Intermarché Belgique en justice: trop de pression sur ses fournisseurs via des "pratiques commerciales abusives"

Intermarché Belgique mettrait trop de pression sur ses fournisseurs via des "pratiques commerciales abusives"
Intermarché Belgique mettrait trop de pression sur ses fournisseurs via des "pratiques commerciales abusives" - © LOIC VENANCE - AFP

Plusieurs sociétés du groupe de distribution Intermarché, dont Intermarché Belgique, sont assignées devant le tribunal de commerce de Paris pour des "pratiques commerciales abusives" vis-à-vis de 93 de leurs fournisseurs, a annoncé vendredi le ministère français de l’Economie. Celui-ci demande une sanction de 150,75 millions d’euros.

Cette assignation concerne les "centrales internationales" du groupe, dédiées à l’achat, au référencement ou à des services, telles qu’Agecore et Intermarché Belgique, et résulte d’une enquête menée par la Direction générale de la concurrence, de la consommation et de la répression des fraudes (DGCCRF) depuis 2018, est-il précisé dans un communiqué.

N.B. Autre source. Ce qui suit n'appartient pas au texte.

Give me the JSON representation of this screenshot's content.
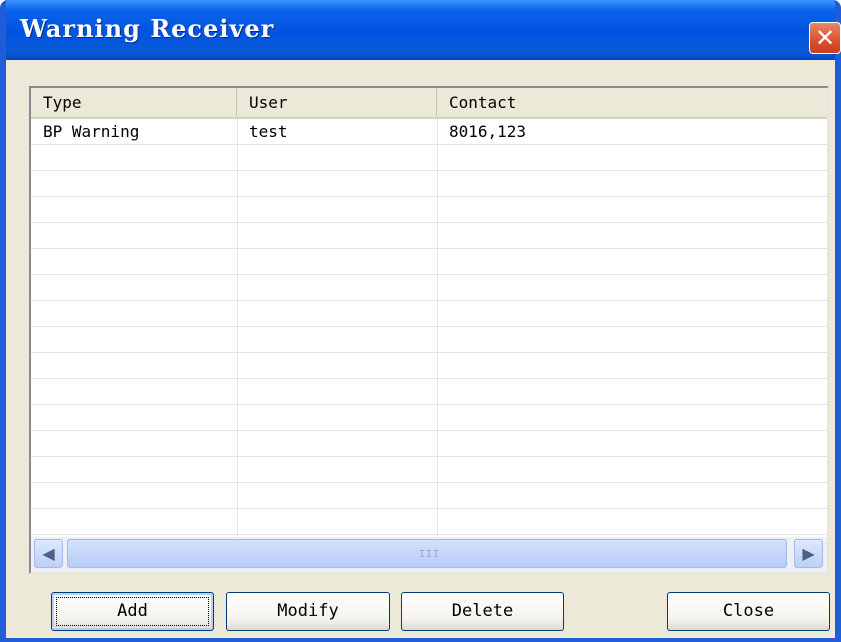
{
  "window": {
    "title": "Warning Receiver",
    "close_glyph": "✕"
  },
  "list": {
    "columns": [
      "Type",
      "User",
      "Contact"
    ],
    "rows": [
      [
        "BP Warning",
        "test",
        "8016,123"
      ]
    ]
  },
  "scrollbar": {
    "left_glyph": "◀",
    "right_glyph": "▶",
    "grip": "III"
  },
  "buttons": {
    "add": "Add",
    "modify": "Modify",
    "delete": "Delete",
    "close": "Close"
  },
  "colors": {
    "titlebar": "#0053e1",
    "face": "#ece9d8",
    "close_button": "#d9502f"
  }
}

Dans ce cadre, un "examen approfondi de nombreux contrats et documents" a été réalisé, révélant que "depuis la création d’Agecore en 2016, Intermarché a imposé à de nombreux fournisseurs, par divers moyens de pression – arrêts de commandes, déréférencements de marques, etc. – la conclusion préalable d’un contrat international avec Agecore, puis avec Intermarché Belgique, pour pouvoir continuer à distribuer leurs produits dans le réseau Intermarché en France".

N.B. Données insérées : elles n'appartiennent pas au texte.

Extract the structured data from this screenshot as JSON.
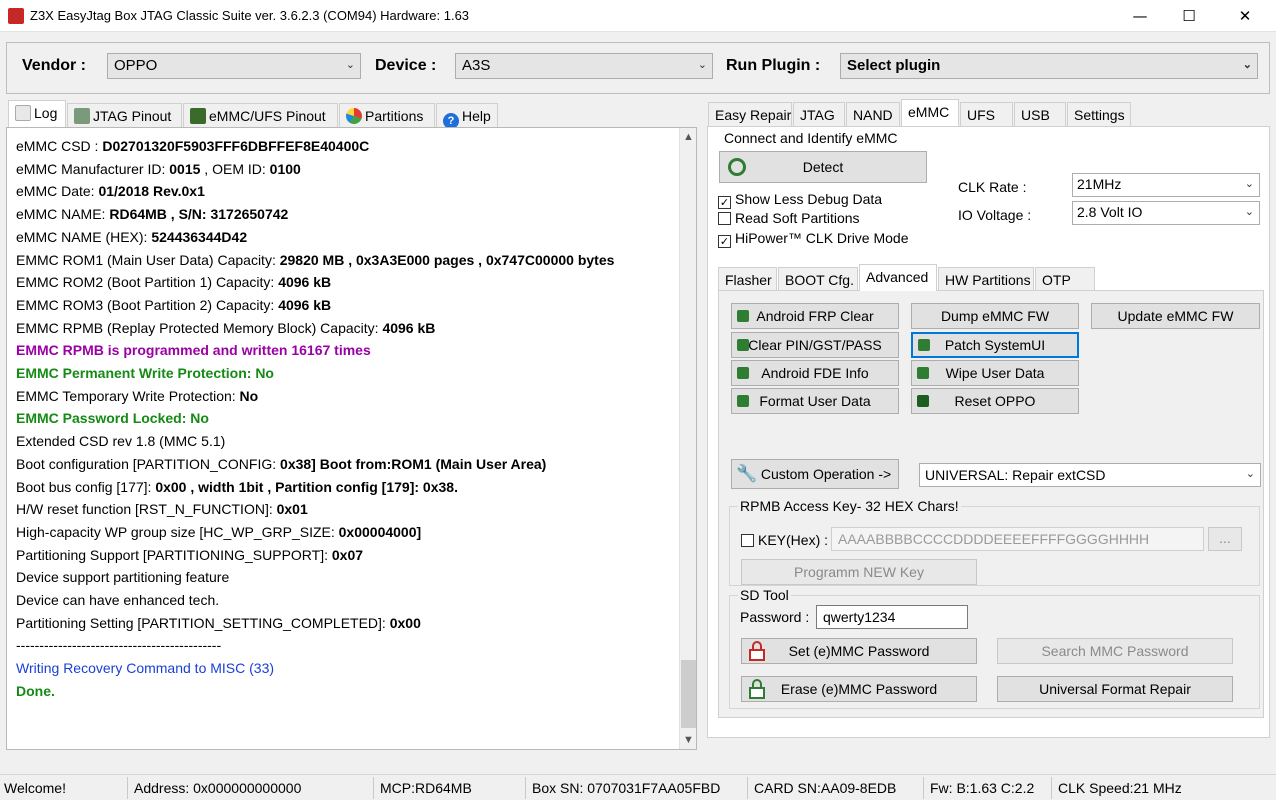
{
  "window": {
    "title": "Z3X EasyJtag Box JTAG Classic Suite ver. 3.6.2.3 (COM94) Hardware: 1.63",
    "minimize": "—",
    "maximize": "☐",
    "close": "✕"
  },
  "topbar": {
    "vendor_label": "Vendor :",
    "vendor_value": "OPPO",
    "device_label": "Device :",
    "device_value": "A3S",
    "plugin_label": "Run Plugin :",
    "plugin_value": "Select plugin"
  },
  "left_tabs": [
    "Log",
    "JTAG Pinout",
    "eMMC/UFS Pinout",
    "Partitions",
    "Help"
  ],
  "log": {
    "lines": [
      {
        "pre": "eMMC CSD : ",
        "bold": "D02701320F5903FFF6DBFFEF8E40400C",
        "post": ""
      },
      {
        "pre": "eMMC Manufacturer ID: ",
        "bold": "0015",
        "post": " , OEM ID: ",
        "bold2": "0100"
      },
      {
        "pre": "eMMC Date: ",
        "bold": "01/2018  Rev.0x1",
        "post": ""
      },
      {
        "pre": "eMMC NAME: ",
        "bold": "RD64MB , S/N: 3172650742",
        "post": ""
      },
      {
        "pre": "eMMC NAME (HEX): ",
        "bold": "524436344D42",
        "post": ""
      },
      {
        "pre": "EMMC ROM1 (Main User Data)   Capacity: ",
        "bold": "29820 MB , 0x3A3E000 pages , 0x747C00000 bytes",
        "post": ""
      },
      {
        "pre": "EMMC ROM2 (Boot Partition 1) Capacity: ",
        "bold": "4096 kB",
        "post": ""
      },
      {
        "pre": "EMMC ROM3 (Boot Partition 2) Capacity: ",
        "bold": "4096 kB",
        "post": ""
      },
      {
        "pre": "EMMC RPMB (Replay Protected Memory Block) Capacity: ",
        "bold": "4096 kB",
        "post": ""
      },
      {
        "purple": "EMMC RPMB is programmed and written 16167 times"
      },
      {
        "green": "EMMC Permanent Write Protection: No"
      },
      {
        "pre": "EMMC Temporary Write Protection: ",
        "bold": "No",
        "post": ""
      },
      {
        "green": "EMMC Password Locked: No"
      },
      {
        "pre": "  Extended CSD rev 1.8 (MMC 5.1)",
        "bold": "",
        "post": ""
      },
      {
        "pre": "Boot configuration [PARTITION_CONFIG: ",
        "bold": "0x38] Boot from:ROM1 (Main User Area)",
        "post": ""
      },
      {
        "pre": "Boot bus config [177]: ",
        "bold": "0x00 , width 1bit  , Partition config [179]: 0x38.",
        "post": ""
      },
      {
        "pre": "H/W reset function [RST_N_FUNCTION]: ",
        "bold": "0x01",
        "post": ""
      },
      {
        "pre": "High-capacity WP group size [HC_WP_GRP_SIZE: ",
        "bold": "0x00004000]",
        "post": ""
      },
      {
        "pre": "Partitioning Support [PARTITIONING_SUPPORT]: ",
        "bold": "0x07",
        "post": ""
      },
      {
        "pre": " Device support partitioning feature",
        "bold": "",
        "post": ""
      },
      {
        "pre": " Device can have enhanced tech.",
        "bold": "",
        "post": ""
      },
      {
        "pre": "Partitioning Setting [PARTITION_SETTING_COMPLETED]: ",
        "bold": "0x00",
        "post": ""
      },
      {
        "pre": "--------------------------------------------",
        "bold": "",
        "post": ""
      },
      {
        "blue": "Writing Recovery Command to MISC (33)"
      },
      {
        "green": "Done."
      }
    ]
  },
  "right_tabs": [
    "Easy Repair",
    "JTAG",
    "NAND",
    "eMMC",
    "UFS",
    "USB",
    "Settings"
  ],
  "connect": {
    "title": "Connect and Identify eMMC",
    "detect": "Detect",
    "show_less_debug": "Show Less Debug Data",
    "read_soft_partitions": "Read Soft Partitions",
    "hipower": "HiPower™ CLK Drive Mode",
    "clk_label": "CLK Rate :",
    "clk_value": "21MHz",
    "io_label": "IO Voltage :",
    "io_value": "2.8 Volt IO"
  },
  "sub_tabs": [
    "Flasher",
    "BOOT Cfg.",
    "Advanced",
    "HW Partitions",
    "OTP"
  ],
  "advanced": {
    "android_frp_clear": "Android FRP Clear",
    "clear_pin": "Clear PIN/GST/PASS",
    "android_fde_info": "Android FDE Info",
    "format_user_data": "Format User Data",
    "dump_emmc_fw": "Dump eMMC FW",
    "patch_systemui": "Patch SystemUI",
    "wipe_user_data": "Wipe User Data",
    "reset_oppo": "Reset OPPO",
    "update_emmc_fw": "Update eMMC FW",
    "custom_operation": "Custom Operation ->",
    "custom_value": "UNIVERSAL: Repair extCSD"
  },
  "rpmb": {
    "title": "RPMB Access Key- 32 HEX Chars!",
    "key_label": "KEY(Hex) :",
    "key_value": "AAAABBBBCCCCDDDDEEEEFFFFGGGGHHHH",
    "browse": "...",
    "program": "Programm NEW Key"
  },
  "sdtool": {
    "title": "SD Tool",
    "password_label": "Password :",
    "password_value": "qwerty1234",
    "set_password": "Set (e)MMC Password",
    "search_password": "Search MMC Password",
    "erase_password": "Erase (e)MMC Password",
    "universal_format": "Universal Format Repair"
  },
  "status": {
    "welcome": "Welcome!",
    "address": "Address: 0x000000000000",
    "mcp": "MCP:RD64MB",
    "box_sn": "Box SN: 0707031F7AA05FBD",
    "card_sn": "CARD SN:AA09-8EDB",
    "fw": "Fw: B:1.63 C:2.2",
    "clk": "CLK Speed:21 MHz"
  },
  "colors": {
    "purple": "#9b00a6",
    "green": "#158a15",
    "blue": "#1a3fd6",
    "focus": "#0078d7"
  }
}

Une sanction de 150,75 millions d’euros ?

"Aux termes de ces 'accords' internationaux, les deux centrales facturent tout au long de l’année à ces fournisseurs des sommes importantes en contrepartie de services de coopération commerciale, comme des opérations promotionnelles ou publicitaires ciblées", indique ce communiqué.

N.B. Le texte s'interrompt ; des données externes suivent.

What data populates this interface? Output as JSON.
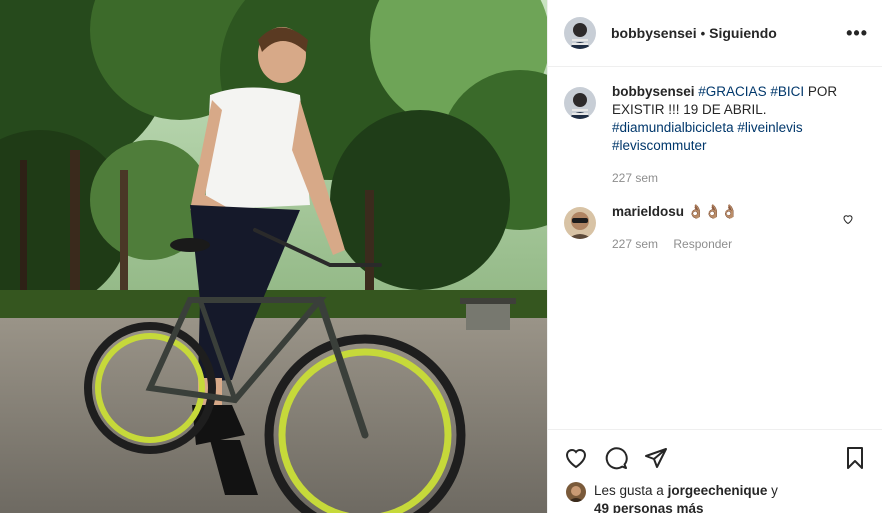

Ces accords "viennent perturber la loyauté des relations commerciales", affirme le ministère de l’Economie, qui demande au tribunal de commerce "de prononcer une sanction de 150,75 millions d’euros, à la hauteur de la gravité des pratiques dénoncées et correspondant à 1% du chiffre d’affaires réalisé par Intermarché en France".

Pour la DGCCRF, "les fournisseurs ne sont pas demandeurs de ces services à faible impact commercial, qui se superposent d’ailleurs à ceux qu’ils financent déjà au niveau national pour les mêmes prestations". Il s’agit donc, selon elle, "en réalité plutôt d’un habillage pour le paiement qui s’apparente donc à un droit d’entrée en négociation sans contrepartie économique réelle".

En effet "leurs coûts dépassent très largement l’augmentation du chiffre d’affaires qu’ils sont supposés apporter", observe le ministère de l’Economie, pointant des "montants obtenus indûment" par Intermarché, "en violation de la loi française encadrant les relations commerciales".